Ultimately, it’s a terrible comment on Chhattisgarh’s political leadership, in particular, Bharatiya Janata Party Chief Minister Raman Singh, that they should allow a police officer’s illiterate and irrational prejudices to wreak havoc on civil liberties.
Dr Raman Singh, however, plays a double game. On the one hand, he says he’d like to see Dr Sen released on bail, but claims he’s helpless in the face of the courts which deny him bail. On the other, his government doggedly opposes Dr Sen’s bail application in every single forum. He has also refused Prime Minister Manmohan Singh’s appeals in favour of bail.
The Chief Minister’s double standards must be understood as part of a larger game-plan: to perpetuate the status quo based on the rapacious exploitation of Adivasis and Chhattisgarh’s staggering natural wealth which is used to subserve Big Business, forest contractors and traders. Horrifying inequalities of income and wealth are at the very foundation of Chhattisgarh. At one extreme, it has millionaires who display ostentatious affluence through palatial homes, spanking hotels and glittering shopping malls. At the other extreme are the dirt-poor in tribal districts like Dantewada, which present a dismal picture of starvation deaths, rampant illiteracy, and severe scarcity of health facilities and of safe drinking water.

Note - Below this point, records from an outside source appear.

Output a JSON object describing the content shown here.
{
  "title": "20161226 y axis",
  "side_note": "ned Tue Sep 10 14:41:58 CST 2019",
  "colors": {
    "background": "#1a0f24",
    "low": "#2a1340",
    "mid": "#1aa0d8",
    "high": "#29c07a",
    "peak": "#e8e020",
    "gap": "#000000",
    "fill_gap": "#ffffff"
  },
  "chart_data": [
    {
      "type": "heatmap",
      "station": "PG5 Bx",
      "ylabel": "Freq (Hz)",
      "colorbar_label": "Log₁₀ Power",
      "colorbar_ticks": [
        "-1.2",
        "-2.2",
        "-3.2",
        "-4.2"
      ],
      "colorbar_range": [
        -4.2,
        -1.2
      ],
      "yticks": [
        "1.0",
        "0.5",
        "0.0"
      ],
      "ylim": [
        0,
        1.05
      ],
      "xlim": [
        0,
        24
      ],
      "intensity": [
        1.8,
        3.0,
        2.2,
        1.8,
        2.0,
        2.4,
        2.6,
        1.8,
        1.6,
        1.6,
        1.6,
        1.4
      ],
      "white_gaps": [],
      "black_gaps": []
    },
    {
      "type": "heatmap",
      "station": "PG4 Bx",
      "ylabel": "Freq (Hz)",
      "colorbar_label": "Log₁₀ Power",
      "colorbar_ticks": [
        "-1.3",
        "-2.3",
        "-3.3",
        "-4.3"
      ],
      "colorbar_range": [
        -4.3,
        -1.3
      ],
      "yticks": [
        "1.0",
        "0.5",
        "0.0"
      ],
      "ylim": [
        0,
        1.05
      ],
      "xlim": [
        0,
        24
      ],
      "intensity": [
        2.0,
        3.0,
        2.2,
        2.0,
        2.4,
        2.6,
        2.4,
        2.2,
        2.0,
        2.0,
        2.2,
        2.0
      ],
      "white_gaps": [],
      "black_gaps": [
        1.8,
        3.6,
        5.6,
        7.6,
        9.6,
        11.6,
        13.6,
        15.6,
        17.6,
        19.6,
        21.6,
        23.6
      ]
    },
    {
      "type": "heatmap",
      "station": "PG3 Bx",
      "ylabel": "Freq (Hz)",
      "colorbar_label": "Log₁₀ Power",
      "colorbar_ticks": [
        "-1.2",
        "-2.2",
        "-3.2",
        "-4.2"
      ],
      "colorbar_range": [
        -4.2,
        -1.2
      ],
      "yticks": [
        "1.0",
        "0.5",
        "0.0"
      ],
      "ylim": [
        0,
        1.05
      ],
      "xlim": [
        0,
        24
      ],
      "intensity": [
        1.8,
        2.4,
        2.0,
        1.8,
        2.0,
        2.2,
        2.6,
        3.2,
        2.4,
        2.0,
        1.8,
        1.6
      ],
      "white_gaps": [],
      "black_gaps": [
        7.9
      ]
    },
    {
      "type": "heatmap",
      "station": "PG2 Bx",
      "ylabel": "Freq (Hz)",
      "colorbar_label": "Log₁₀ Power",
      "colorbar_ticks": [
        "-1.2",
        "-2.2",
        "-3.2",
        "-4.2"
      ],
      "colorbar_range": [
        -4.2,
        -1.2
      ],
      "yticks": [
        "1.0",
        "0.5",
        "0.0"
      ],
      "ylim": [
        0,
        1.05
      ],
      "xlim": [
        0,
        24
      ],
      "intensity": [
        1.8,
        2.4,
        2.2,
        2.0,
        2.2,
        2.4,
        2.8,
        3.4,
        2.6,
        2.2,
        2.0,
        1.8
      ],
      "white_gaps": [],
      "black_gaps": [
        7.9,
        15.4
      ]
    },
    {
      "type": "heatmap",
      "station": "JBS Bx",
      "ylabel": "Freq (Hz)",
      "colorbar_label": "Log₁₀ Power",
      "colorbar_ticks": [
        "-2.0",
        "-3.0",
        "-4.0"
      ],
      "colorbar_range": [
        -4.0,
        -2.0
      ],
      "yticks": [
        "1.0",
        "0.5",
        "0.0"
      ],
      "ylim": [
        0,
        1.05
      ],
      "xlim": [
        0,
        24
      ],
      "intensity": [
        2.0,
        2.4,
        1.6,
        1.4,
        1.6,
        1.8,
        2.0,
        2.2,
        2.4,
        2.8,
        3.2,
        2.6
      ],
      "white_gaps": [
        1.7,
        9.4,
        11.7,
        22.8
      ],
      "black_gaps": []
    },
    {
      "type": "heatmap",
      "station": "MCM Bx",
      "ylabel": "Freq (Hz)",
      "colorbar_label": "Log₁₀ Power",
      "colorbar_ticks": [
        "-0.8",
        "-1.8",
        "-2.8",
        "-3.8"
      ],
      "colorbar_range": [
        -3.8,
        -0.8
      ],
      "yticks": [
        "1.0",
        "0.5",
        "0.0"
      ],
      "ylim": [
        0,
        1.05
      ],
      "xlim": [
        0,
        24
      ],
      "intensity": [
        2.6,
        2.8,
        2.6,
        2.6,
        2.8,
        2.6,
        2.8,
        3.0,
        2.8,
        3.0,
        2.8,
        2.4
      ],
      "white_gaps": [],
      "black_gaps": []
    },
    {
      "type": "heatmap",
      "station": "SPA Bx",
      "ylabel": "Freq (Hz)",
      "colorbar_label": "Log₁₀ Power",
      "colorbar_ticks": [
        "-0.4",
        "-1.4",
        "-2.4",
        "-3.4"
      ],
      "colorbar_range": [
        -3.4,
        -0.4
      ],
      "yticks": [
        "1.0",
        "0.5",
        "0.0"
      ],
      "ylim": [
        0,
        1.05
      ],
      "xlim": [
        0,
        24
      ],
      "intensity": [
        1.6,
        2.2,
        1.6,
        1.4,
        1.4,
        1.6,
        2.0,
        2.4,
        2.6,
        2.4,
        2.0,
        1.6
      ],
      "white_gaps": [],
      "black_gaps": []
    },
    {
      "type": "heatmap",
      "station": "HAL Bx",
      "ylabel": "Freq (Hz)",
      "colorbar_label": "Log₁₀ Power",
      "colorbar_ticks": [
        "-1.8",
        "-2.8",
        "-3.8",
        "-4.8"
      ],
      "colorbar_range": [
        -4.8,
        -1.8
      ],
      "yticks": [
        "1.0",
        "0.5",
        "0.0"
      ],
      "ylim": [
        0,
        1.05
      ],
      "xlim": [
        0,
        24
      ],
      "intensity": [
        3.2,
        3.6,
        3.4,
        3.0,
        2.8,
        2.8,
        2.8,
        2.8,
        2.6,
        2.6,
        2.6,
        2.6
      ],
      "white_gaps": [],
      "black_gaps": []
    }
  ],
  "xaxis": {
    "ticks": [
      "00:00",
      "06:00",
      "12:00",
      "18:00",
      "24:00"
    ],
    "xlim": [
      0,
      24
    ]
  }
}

Literacy among tribal women is one-third the national average-just 13 percent. (It’s an abysmal 30 percent for men.) Of the state’s 1,220 villages, 214 don’t even have a primary school. Worse, 1,161 villages have no medical facility. In Bijapur, Dantewada’s most violent tehsil, only 52 villages have 25 percent literacy; 35 villages have no literate people at all. The difference in life-expectancy between Kerala and tribal Chhattisgarh is a shocking 18 years. The two regions could well belong to different continents like Europe and Africa.
It suits predatory interests to maintain these inequalities so they can loot Chhattisgarh’s staggering wealth in forests and natural resources, including high-quality iron ore, bauxite, dolomite, quartzite, granite, precious stones, gold, diamonds, tin ore, limestone and coal.
Whoever is seen as an obstacle to this exploitative function of the state must be isolated, victimised, even physically eliminated. This was the fate of one of India’s most remarkable and creative trade unionists, Shankar Guha Niyogi, who founded the Chhattisgarh Mukti Morcha, and ignited a mass awakening on social, cultural and economic issues. Niyogi was assassinated at the behest of the state’s powerful, politically well-connected industrialists in 1991. Those who planned and financed the murder still roam free. It’s only logical that Dr Sen, who was a disciple of Niyogi and ran a clinic for his union, would be in the line of fire.
Freeing Dr Sen and quashing the trumped-up charges against him is thus linked to a larger agenda of promoting justice and fairness for Chhattisgarh’s underprivileged. Only a radical change in the balance of social forces can give democracy real meaning. Dr Sen’s case has put Indian democracy on trial. Will it prove itself or fail?